Anything that has been presented both online and in class is fair game for this quiz. Below, however, is a list of key elements that you should review prior to to taking the quiz.


  • You received a dataset that you haven’t worked with before collected by someone else. List 2-3 questions that you might ask prior to working with the data.
  • Describe 2 sources of uncertainty associated with spectral remote sensing data.
  • Describe 2 sources of uncertainty associated with lidar remote sensing data.

Week 1 - topics

  • Why are self-explanatory file names useful when working on a large project with many files.
  • Why is organizing your data into directories in a project useful when working on a large project with many files?
  • (Review the reproducibility slide show)[http://earthdatascience.org/slide-shows/share-publish-archive/]
  • List two R Markdown code chunk arguments. Next, describe what does each argument does to your document when you knit to HTML or pdf.

Week 2 - topics

  • The 2013 Colorado floods - review readings & video
  • What are 3 key components of a lidar system?
  • Describe one way to deal with missing data in R.
  • Following “clean” coding principles and Hadley Wickam’s style guide, list 3 things that you can do to make your code easier to read for you, your collaborators and your future self.
  • Working with dates in R. What are the steps to dealing with dates in R?
  • What is the difference between a data.frame and a vector c(1, 2, 3, 4) in R?
  • Why does the statement four > five return a value of TRUE in R?
  • When you import a .csv into R and make a change to the data that you’ve imported in R, is the original .csv modified?

Week 3

  • Readings and videos on lidar data.
  • What is the purpose of classifying raster data in R? Provide one example of a raster file that you may classify and list the classes that you would use.
  • What is the native format of discrete return lidar data when it’s collected by the lidar sensor? (raster or vector)
  • What is a CHM, DSM, DTM?
  • If you import a geotiff (.tif) file into R, what is the structure or type of object that R will create?
  • In class we used the crop() function to crop rasters. What does cropping a raster do to the spatial extent of the raster object in R?

Week 4

  • Why is a histogram of a raster dataset useful when classifying raster data in R?

Week 5

  • When you import a shapefile into R, what is the structure or type of object that R creates?
  • What is a coordinate reference system? Why are they important? Why are there different CRS’ for different data?
  • When you compare lidar derived tree height to human measured tree height - are they the same thing?

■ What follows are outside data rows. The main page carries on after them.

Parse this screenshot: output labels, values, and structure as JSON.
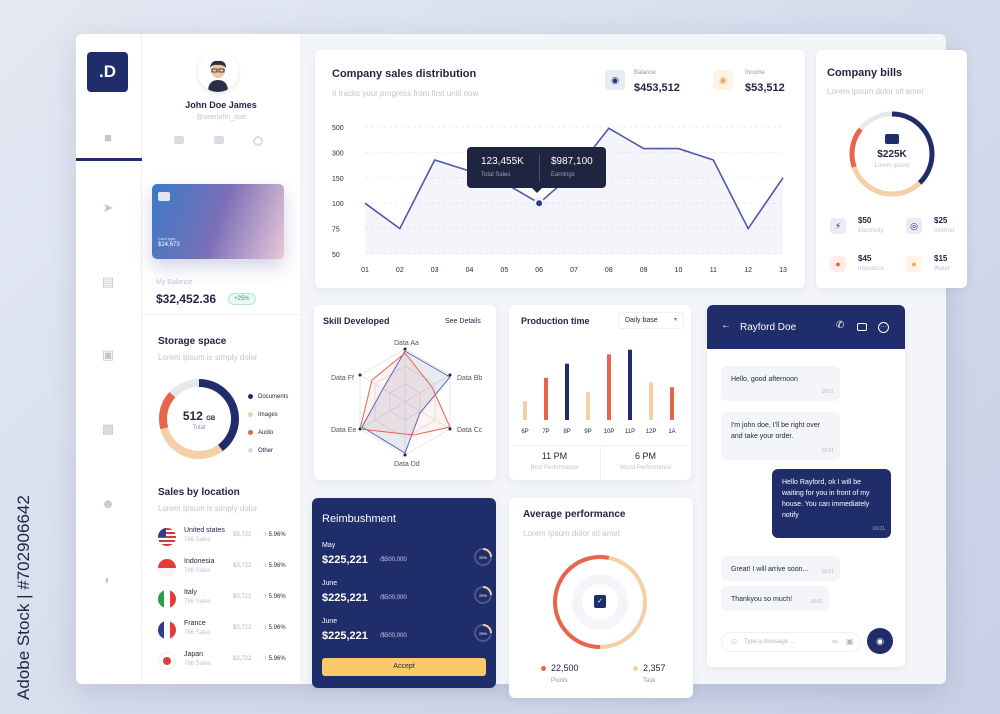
{
  "sidebar": {
    "logo": ".D",
    "icons": [
      "home-icon",
      "bolt-icon",
      "card-icon",
      "apps-icon",
      "inbox-icon",
      "contact-icon",
      "contrast-icon"
    ]
  },
  "profile": {
    "name": "John Doe James",
    "handle": "@userjohn_doe",
    "card_label": "Card type",
    "card_amount": "$24,673",
    "balance_label": "My Balance",
    "balance_value": "$32,452.36",
    "balance_change": "+25%"
  },
  "storage": {
    "title": "Storage space",
    "subtitle": "Lorem Ipsum is simply dolor",
    "total_value": "512",
    "total_unit": "GB",
    "total_label": "Total",
    "legend": [
      {
        "label": "Documents",
        "color": "#1f2d6b"
      },
      {
        "label": "Images",
        "color": "#f5cfa6"
      },
      {
        "label": "Audio",
        "color": "#e8644a"
      },
      {
        "label": "Other",
        "color": "#d9dce4"
      }
    ]
  },
  "sales_location": {
    "title": "Sales by location",
    "subtitle": "Lorem Ipsum is simply dolor",
    "rows": [
      {
        "country": "United states",
        "sales": "766 Sales",
        "amount": "$3,722",
        "pct": "5.96%",
        "dir": "up"
      },
      {
        "country": "Indonesia",
        "sales": "766 Sales",
        "amount": "$3,722",
        "pct": "5.96%",
        "dir": "down"
      },
      {
        "country": "Italy",
        "sales": "756 Sales",
        "amount": "$3,722",
        "pct": "5.96%",
        "dir": "up"
      },
      {
        "country": "France",
        "sales": "766 Sales",
        "amount": "$3,722",
        "pct": "5.96%",
        "dir": "down"
      },
      {
        "country": "Japan",
        "sales": "766 Sales",
        "amount": "$3,722",
        "pct": "5.96%",
        "dir": "up"
      }
    ]
  },
  "sales_dist": {
    "title": "Company sales distribution",
    "subtitle": "It tracks your progress from first until now",
    "balance_label": "Balance",
    "balance_value": "$453,512",
    "income_label": "Income",
    "income_value": "$53,512",
    "tooltip": {
      "sales_value": "123,455K",
      "sales_label": "Total Sales",
      "earn_value": "$987,100",
      "earn_label": "Earnings"
    }
  },
  "chart_data": [
    {
      "type": "line",
      "x": [
        "01",
        "02",
        "03",
        "04",
        "05",
        "06",
        "07",
        "08",
        "09",
        "10",
        "11",
        "12",
        "13"
      ],
      "y_ticks": [
        500,
        300,
        150,
        100,
        75,
        50
      ],
      "values": [
        100,
        75,
        255,
        190,
        140,
        100,
        180,
        490,
        330,
        330,
        255,
        75,
        150
      ],
      "highlight_index": 5
    },
    {
      "type": "bar",
      "categories": [
        "6P",
        "7P",
        "8P",
        "9P",
        "10P",
        "11P",
        "12P",
        "1A"
      ],
      "series": [
        {
          "values": [
            20,
            45,
            60,
            30,
            70,
            75,
            40,
            35
          ]
        }
      ],
      "colors": [
        "#f5cfa6",
        "#e8644a",
        "#1f2d6b",
        "#f5cfa6",
        "#e8644a",
        "#1f2d6b",
        "#f5cfa6",
        "#e8644a"
      ]
    }
  ],
  "skill": {
    "title": "Skill Developed",
    "details_link": "See Details",
    "labels": [
      "Data Aa",
      "Data Bb",
      "Data Cc",
      "Data Dd",
      "Data Ee",
      "Data Ff"
    ]
  },
  "production": {
    "title": "Production time",
    "dropdown": "Daily base",
    "best_value": "11 PM",
    "best_label": "Best Performance",
    "worst_value": "6 PM",
    "worst_label": "Worst Performance"
  },
  "bills": {
    "title": "Company bills",
    "subtitle": "Lorem ipsum dolor sit amet",
    "center_value": "$225K",
    "center_label": "Lorem ipsum",
    "items": [
      {
        "value": "$50",
        "label": "Electricity",
        "icon": "bolt-icon",
        "bg": "#e9ecf6",
        "fg": "#1f2d6b"
      },
      {
        "value": "$25",
        "label": "Internet",
        "icon": "wifi-icon",
        "bg": "#e9ecf6",
        "fg": "#1f2d6b"
      },
      {
        "value": "$45",
        "label": "Insurance",
        "icon": "pin-icon",
        "bg": "#fdecea",
        "fg": "#e8644a"
      },
      {
        "value": "$15",
        "label": "Water",
        "icon": "drop-icon",
        "bg": "#fff3e6",
        "fg": "#f0a860"
      }
    ]
  },
  "chat": {
    "contact": "Rayford Doe",
    "messages": [
      {
        "text": "Hello, good afternoon",
        "time": "16:01"
      },
      {
        "text": "I'm john doe, I'll be right over and take your order.",
        "time": "16:01"
      },
      {
        "text": "Hello Rayford, ok I will be waiting for you in front of my house. You can immediately notify",
        "time": "16:01"
      },
      {
        "text": "Great! I will arrive soon...",
        "time": "16:01"
      },
      {
        "text": "Thankyou so much!",
        "time": "16:01"
      }
    ],
    "input_placeholder": "Type a message ..."
  },
  "reimbursement": {
    "title": "Reimbushment",
    "rows": [
      {
        "month": "May",
        "value": "$225,221",
        "of": "/$500,000",
        "pct": "25%"
      },
      {
        "month": "June",
        "value": "$225,221",
        "of": "/$500,000",
        "pct": "25%"
      },
      {
        "month": "June",
        "value": "$225,221",
        "of": "/$500,000",
        "pct": "25%"
      }
    ],
    "accept_label": "Accept"
  },
  "avg_perf": {
    "title": "Average performance",
    "subtitle": "Lorem Ipsum dolor sit amet",
    "points_value": "22,500",
    "points_label": "Points",
    "task_value": "2,357",
    "task_label": "Task"
  },
  "watermark": {
    "text": "Adobe Stock | #702906642"
  }
}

Provide 2-3 examples of why lidar over or under-estimate human measured tree height for a vegetation plot.
  • When you extract data from a raster using the extract() function, what are you doing?
  • What are the three types (structures) of vector data?

Week 6

  • To date, how many landsat missions have there been since the inception of landsat?
  • What type of data are Landsat & MODIS data (vector or raster)?
  • What are the key differences between Landsat, MODIS & NAIP data?
  • What are the key differences between Landsat data and lidar data?
  • Describe the key differences between active and passive remote sensing.
  • What is a vegetation index?
  • List one vegetation index that you can use to quantify the extent of a burned area.

Week 7

  • You recieved a spectral dataset (Landsat) from your colleague. Unfortunately it has cloud cover in the image. How will this impact your study area analysis?
  • What is one way you can account for / deal with clouds in spectral remote sensing data?
  • You recieve a lidar terrain model that is 1 m spatial resolution. What does the 1 meter represent? What is spatial resolution?
  • Define spectral resolution associated with spectral remote sensing data (Landsat, MODIS)?

Week 8

  • Define expressive programming. Provide one example
  • What does DRY stand for?
  • Provide 2 examples of R functions. Then provide 2 examples of function arguments associated with each function.